Sena uzanıp onu öperken karşılık vermedi. Gözlerini kapatmadı. Kendini o kadına teslim etmemek için insanüstü bir çaba sarfetti. Sena ondan ayrılıp "Seni evimizde bekleyeceğim. Sana aşık olduğum evde." dedi ve gitti. Yamaç bir süre ayakta kalakalmıştı. Hala sindiremiyordu Sena'nın vazgeçmesini. Bu kadar kolay vazgeçilmeyi sindiremiyordu.

Sena ne zaman hazırlanmıştı, ne zaman kapıyı çekip gitmişti bilmiyordu ama kapının sesi onu irkiltmişti. Yutkundu. Boğazındaki yumruyu yok etmeye çalıştı. Ve böyle hissettiğinde hep yaptığı şeyi yaptı. Telefonunu çıkartıp Nehir'e mesaj attı.

Yamaç : Tımarhane. On dakikaya oradayım. Gelir misin?

Nehir'den cevap gecikmemişti.

Nehir : Tamamdır. Ben de Karaca'nın yanından yeni dönüyordum.
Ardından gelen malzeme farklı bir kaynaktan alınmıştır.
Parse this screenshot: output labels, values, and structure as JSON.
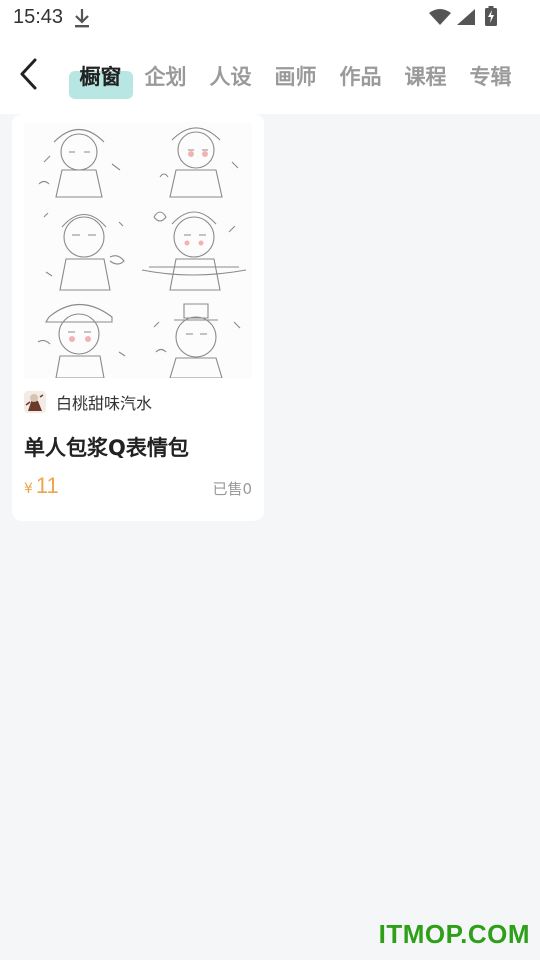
{
  "status_bar": {
    "time": "15:43"
  },
  "tabs": [
    {
      "label": "橱窗",
      "active": true
    },
    {
      "label": "企划",
      "active": false
    },
    {
      "label": "人设",
      "active": false
    },
    {
      "label": "画师",
      "active": false
    },
    {
      "label": "作品",
      "active": false
    },
    {
      "label": "课程",
      "active": false
    },
    {
      "label": "专辑",
      "active": false
    }
  ],
  "product": {
    "author": "白桃甜味汽水",
    "title": "单人包浆Q表情包",
    "price_symbol": "¥",
    "price": "11",
    "sold": "已售0"
  },
  "watermark": "ITMOP.COM",
  "colors": {
    "accent": "#b8e6e2",
    "price": "#f0a34a",
    "watermark": "#2e9f18"
  }
}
Yamaç hiçbir şey düşünmemeye çalışarak Nehir'le tanıştığı tımarhaneye sürmüştü. Ne babasını, ne Çukur'u, ne Sena'yı, ne yalnızlığını... Yalnızdı değil mi? Sena da gidince yapayalnız kalmıştı şimdi. Kime yaslanacaktı? Ne yapacaktı? Sena onu o evde insan tutan tek şeydi. Yamaç başını iki yana sallayıp gene düşünmemeye çalıştı. Düşünmeyecekti. Düşünmek yok.